O.M. : C’est le plus bel apport du court métrage. A l’écriture et jusqu’au montage, on enlève en faisant confiance dans l’intelligence du spectateur et c’est ainsi que le film gagne en force. Même pour un long, il faut travailler l’ellipse.
O.B. : Walid Mattar, tous vos courts sont basés sur un clin d’oeil au spectateur. C’est leur moteur.
Walid Mattar : Je suis en écriture d’un long mais ce sera pareil : j’aime beaucoup l’humour noir, les grands messages sur un air léger. On n’est pas conditionnés à faire des courts mais on commence jeunes et on doit passer par là. Je commence à avoir de l’assurance et passe au long. Je veux faire passer une vision, alors que dans le court de 15 minutes, on reste sur les intentions, qui ne suffisent pas pour le long.
O.B. : Baba Noël est basé sur la relation avec un personnage. On comprend sa relation à sa famille au pays qui demande une multitude de cadeaux et la fragilité de sa situation de clandestin, jusqu’au final inattendu qui propose de tout relire avec un regard neuf. Cela paraît simple mais demande une grande force d’élaboration.
W.M. : La fin fait partie de l’inspiration du début. Les images qui inspirent le court métrage peuvent être les images clefs du film : l’inspiration et l’intention sont très proches du produit final. Je trouve ça très bien car on n’est pas obligé de chercher trop loin. L’écriture est une étape importante mais elle est plus simple dans ces conditions. Pour Le Cuirassé Abdelkarim, j’avais juste une fin et il me fallait trouver le contenu ! Condamnations, c’est la vie qui me l’a offert : j’étais dans un café en face d’une administration à l’époque du conflit avec Israël, et j’avais mon film. Il me suffisait d’ajouter des détails de fiction et je pouvais tourner !
O.B. : Youssef Chebbi, vous choisissez avec Les Profondeurs un type de récit très particulier. Pourquoi ?
Youssef Chebbi : J’aime beaucoup le cinéma de genre.
O.B. : Ce n’est pourtant pas vraiment un film d’horreur.
Y.C. : Non, pas vraiment, mais cela offre un filtre qui permet de parler en profondeur et d’avoir un recul face à la situation. La première version du scénario se déroulait en France. J’ai quitté la Tunisie assez jeune, à 17 ans. J’étais revenu durant quatre mois sur un tournage et j’ai découvert Tunis la nuit et cela m’a convaincu qu’il fallait y tourner le film : cette ville a un potentiel cinématographique immense qu’on ne met pas assez en valeur avec des films seulement sociaux. Le film se déroule aussi dans le Nord du pays, où les superstitions sont encore fortes. Cela me permettait d’installer une atmosphère. Il faudrait sur un court métrage avoir le temps d’approfondir pour préparer le suivant. C’est pour moi un champ de recherche : on prend forcément une direction de film en film.

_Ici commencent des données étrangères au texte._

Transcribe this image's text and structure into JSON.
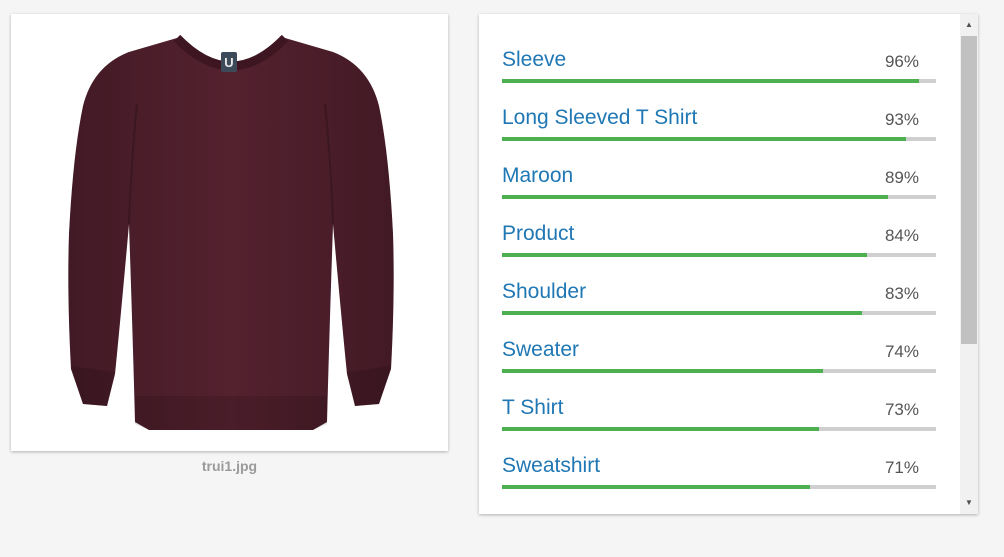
{
  "image": {
    "filename": "trui1.jpg",
    "logo_text": "U",
    "sweater_color": "#54212f"
  },
  "accent": {
    "label_color": "#1f77b4",
    "bar_color": "#4caf50",
    "track_color": "#cfcfcf"
  },
  "labels": [
    {
      "name": "Sleeve",
      "percent": "96%",
      "score": 0.96
    },
    {
      "name": "Long Sleeved T Shirt",
      "percent": "93%",
      "score": 0.93
    },
    {
      "name": "Maroon",
      "percent": "89%",
      "score": 0.89
    },
    {
      "name": "Product",
      "percent": "84%",
      "score": 0.84
    },
    {
      "name": "Shoulder",
      "percent": "83%",
      "score": 0.83
    },
    {
      "name": "Sweater",
      "percent": "74%",
      "score": 0.74
    },
    {
      "name": "T Shirt",
      "percent": "73%",
      "score": 0.73
    },
    {
      "name": "Sweatshirt",
      "percent": "71%",
      "score": 0.71
    }
  ],
  "scrollbar": {
    "up_icon": "arrow-up-icon",
    "down_icon": "arrow-down-icon"
  }
}
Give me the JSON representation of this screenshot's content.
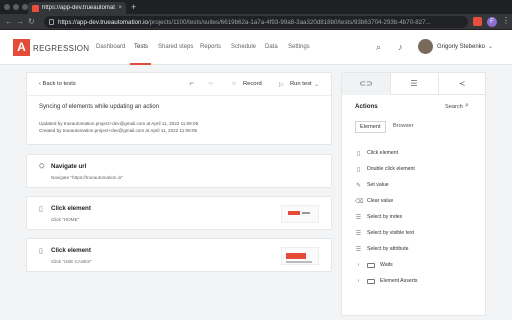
{
  "browser": {
    "tab_title": "https://app-dev.trueautomation.io...",
    "tab_close": "×",
    "new_tab": "+",
    "url_host": "https://app-dev.trueautomation.io",
    "url_path": "/projects/1100/tests/suites/6619b62a-1a7a-4f93-99a8-3aa320d818b0/tests/93b63704-293b-4b70-827..."
  },
  "header": {
    "logo_letter": "A",
    "brand": "REGRESSION",
    "nav": [
      "Dashboard",
      "Tests",
      "Shared steps",
      "Reports",
      "Schedule",
      "Data",
      "Settings"
    ],
    "active_nav": "Tests",
    "user_name": "Grigoriy Stebenko",
    "accent": "#e54c38"
  },
  "test": {
    "back_label": "Back to tests",
    "record_label": "Record",
    "run_label": "Run test",
    "title": "Syncing of elements while updating an action",
    "updated_by": "Updated by trueautomation.project+dev@gmail.com at April 11, 2022 11:09:05",
    "created_by": "Created by trueautomation.project+dev@gmail.com at April 11, 2022 11:09:05"
  },
  "steps": [
    {
      "title": "Navigate url",
      "sub": "Navigate \"https://trueautomation.io\""
    },
    {
      "title": "Click element",
      "sub": "Click \"HOME\""
    },
    {
      "title": "Click element",
      "sub": "Click \"USE CASES\""
    }
  ],
  "panel": {
    "actions_title": "Actions",
    "search_label": "Search",
    "subtab_element": "Element",
    "subtab_browser": "Browser",
    "actions": [
      "Click element",
      "Double click element",
      "Set value",
      "Clear value",
      "Select by index",
      "Select by visible text",
      "Select by attribute"
    ],
    "folders": [
      "Waits",
      "Element Asserts"
    ]
  }
}
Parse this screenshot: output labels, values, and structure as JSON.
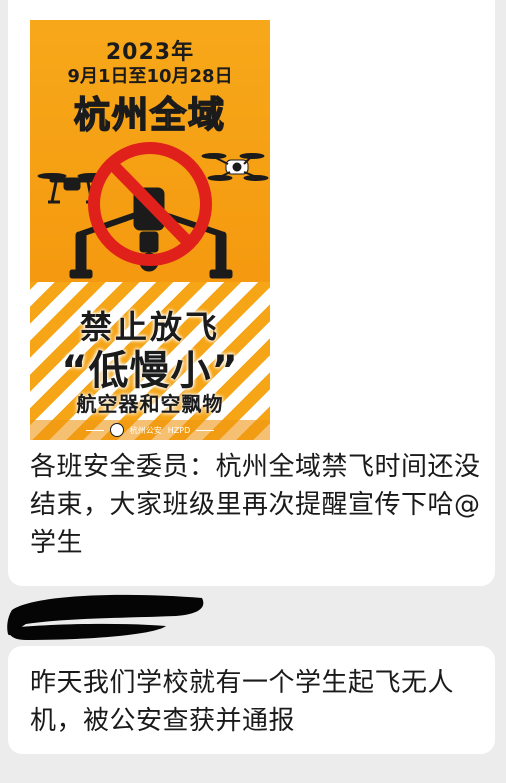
{
  "poster": {
    "year": "2023年",
    "dates": "9月1日至10月28日",
    "region": "杭州全域",
    "ban": "禁止放飞",
    "tagline": "“低慢小”",
    "objects": "航空器和空飘物",
    "footer_org": "杭州公安",
    "footer_code": "HZPD",
    "colors": {
      "background": "#f7a81a",
      "prohibition_red": "#e0201b",
      "stripe": "#ffffff"
    }
  },
  "messages": [
    {
      "text": "各班安全委员：杭州全域禁飞时间还没结束，大家班级里再次提醒宣传下哈@学生"
    },
    {
      "text": "昨天我们学校就有一个学生起飞无人机，被公安查获并通报"
    }
  ]
}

O.B. : Haminiaina Ratovoarivony, vous n’avez pas réalisé de court avant votre premier long, Malagazy MankanyLégendes de Madagascar ?
Haminiaina Ratovoarivony : Non. J’ai réalisé un documentaire en moyen métrage produit dans un cadre de télévision. J’ai eu l’occasion de participer à des courts dans le cadre d’ateliers ou de kinos : faire du mieux qu’on peut avec très peu de moyens. C’est notre destin à Madagascar.
O.B. : Les kinos sont des films de trois à cinq minutes.
H.R. : Oui, faits très vite avec très peu de moyens mais essayant de dire beaucoup, avec de la recherche et de l’écriture derrière. Je suis arrivé sur de tels projets et ce que j’en retiens le plus c’est l’atmosphère : il faut l’installer superbement vite. J’ai beaucoup utilisé cela dans mon long, installer une atmosphère dans les différents modules pour que les gens suivent tout en respectant une atmosphère générale.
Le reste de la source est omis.